Trotz künstlicher Intelligenz und Wandel von Ingenieurarbeitsplätzen: Die demographische Entwicklung verlangt wirksame Maßnahmen, um mehr junge Menschen für Technik zu interessieren. Denn allein im Bereich der Elektrotechnik gehen bis zum Ende des Jahrzehnts rund 30.000 Ingenieurinnen und Ingenieure mehr in Rente als über die Hochschulen nachkommen. Darauf weist der Verband der Elektrotechnik Elektronik Informationstechnik e. V. (VDE) im Mai 2026 hin. Nach seiner Prognose liegt von 2027 an die jährliche Zahl der Verrentungen doppelt so hoch wie die Zahl der Abschlüsse, so dass auf 13.100 Menschen, die den Arbeitsmarkt verlassen, nur noch 6.523 kommen, die in ihr Berufsleben starten.
Der Verband der Ingenieure für Kommunikation (IfKom e.

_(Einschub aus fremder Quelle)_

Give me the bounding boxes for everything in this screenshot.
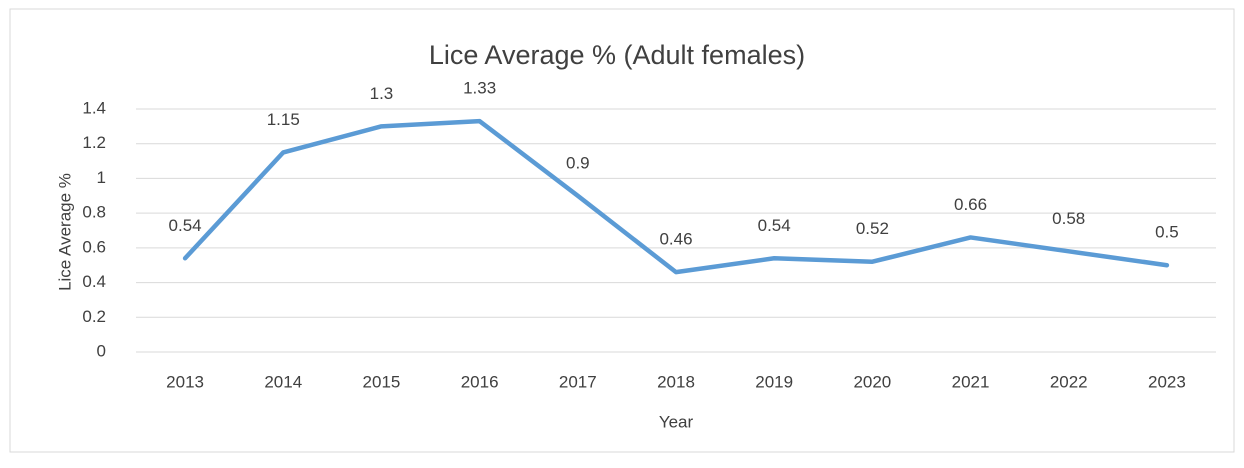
data-label: 1.15 xyxy=(267,110,300,129)
x-tick-label: 2020 xyxy=(853,372,891,391)
x-tick-label: 2016 xyxy=(461,372,499,391)
y-tick-label: 0.8 xyxy=(82,203,106,222)
x-tick-label: 2018 xyxy=(657,372,695,391)
data-label: 0.46 xyxy=(659,230,692,249)
x-tick-label: 2019 xyxy=(755,372,793,391)
data-label: 1.3 xyxy=(370,84,394,103)
data-label: 1.33 xyxy=(463,79,496,98)
data-label: 0.58 xyxy=(1052,209,1085,228)
x-tick-label: 2023 xyxy=(1148,372,1186,391)
data-label: 0.5 xyxy=(1155,223,1179,242)
x-tick-label: 2013 xyxy=(166,372,204,391)
data-label: 0.54 xyxy=(169,216,202,235)
x-tick-label: 2021 xyxy=(952,372,990,391)
y-tick-label: 0.6 xyxy=(82,237,106,256)
y-tick-label: 0.4 xyxy=(82,272,106,291)
x-tick-label: 2022 xyxy=(1050,372,1088,391)
y-axis-label: Lice Average % xyxy=(55,173,74,291)
y-tick-label: 1.4 xyxy=(82,98,106,117)
data-label: 0.54 xyxy=(758,216,791,235)
x-tick-label: 2017 xyxy=(559,372,597,391)
data-label: 0.66 xyxy=(954,195,987,214)
y-tick-label: 1.2 xyxy=(82,133,106,152)
y-tick-label: 0.2 xyxy=(82,307,106,326)
data-line xyxy=(182,118,1170,275)
x-tick-label: 2015 xyxy=(363,372,401,391)
y-tick-label: 0 xyxy=(97,341,106,360)
x-tick-label: 2014 xyxy=(264,372,302,391)
y-tick-label: 1 xyxy=(97,168,106,187)
chart-title: Lice Average % (Adult females) xyxy=(429,40,805,70)
x-axis-label: Year xyxy=(659,412,694,431)
data-label: 0.52 xyxy=(856,219,889,238)
data-label: 0.9 xyxy=(566,153,590,172)
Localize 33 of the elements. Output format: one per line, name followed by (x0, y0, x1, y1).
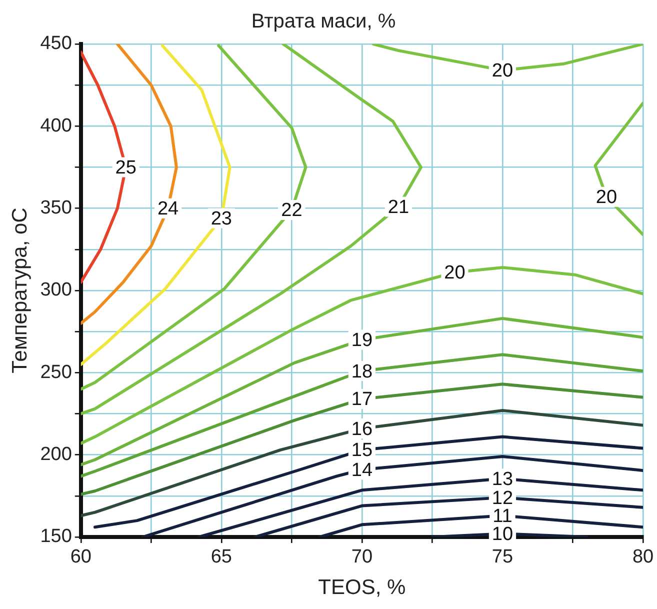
x-tick-label: 80 (632, 546, 654, 568)
series-label: 14 (351, 460, 373, 481)
x-tick-label: 75 (492, 546, 514, 568)
y-tick-label: 450 (40, 33, 72, 54)
series-label: 17 (351, 389, 373, 410)
y-tick-label: 350 (40, 198, 72, 219)
y-tick-label: 400 (40, 115, 72, 136)
y-tick-label: 150 (40, 526, 72, 548)
series-label: 13 (492, 468, 514, 490)
x-tick-label: 65 (210, 546, 232, 568)
chart-title: Втрата маси, % (251, 10, 396, 33)
series-label: 20 (444, 262, 466, 284)
series-label: 21 (388, 196, 410, 218)
series-label: 11 (492, 506, 512, 527)
series-label: 10 (492, 524, 514, 545)
series-label: 18 (351, 361, 373, 382)
y-tick-label: 200 (40, 444, 72, 466)
series-label: 23 (210, 208, 232, 230)
series-label: 25 (115, 157, 136, 178)
series-label: 12 (492, 488, 514, 509)
y-axis-title: Температура, oC (8, 208, 32, 374)
series-label: 22 (281, 200, 302, 222)
y-tick-label: 250 (40, 362, 72, 383)
x-tick-label: 70 (351, 546, 373, 568)
y-tick-label: 300 (40, 280, 72, 301)
series-label: 20 (492, 60, 514, 82)
series-label: 16 (351, 418, 373, 440)
series-label: 20 (596, 187, 618, 208)
series-label: 24 (157, 198, 180, 220)
x-tick-label: 60 (70, 546, 92, 568)
series-label: 19 (351, 330, 373, 352)
series-label: 15 (351, 440, 373, 462)
x-axis-title: TEOS, % (318, 576, 406, 600)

V.) sieht sich in seiner Auffassung bestätigt, bei jungen Menschen möglichst früh für eine technische Ausbildung oder ein ingenieurwissenschaftliches Studium zu werben. Dr. Heinz Leymann, IfKom-Bundesvorsitzender appelliert: „Um auf diese kritische Arbeitsmarkt-Situation zu reagieren, sind die MINT-Fächer in den Schulen stärker zu fördern, die eine wichtige Voraussetzung für ein Ingenieurstudium darstellen.“
Als einen wirksamen Beitrag zur Gewinnung von Studierenden begrüßen die IfKom die ab Schuljahr 2014/2015 erfolgte Einrichtung des beruflichen Gymnasiums für Ingenieurwissenschaften in Hamburg, NRW und Sachsen-Anhalt. Schülerinnen und Schüler erwerben in dieser Schulart in drei Jahren neben dem Abitur ein grundlegendes Verständnis für den Ingenieurberuf sowie für das ingenieurwissenschaftliche Denken und Handeln.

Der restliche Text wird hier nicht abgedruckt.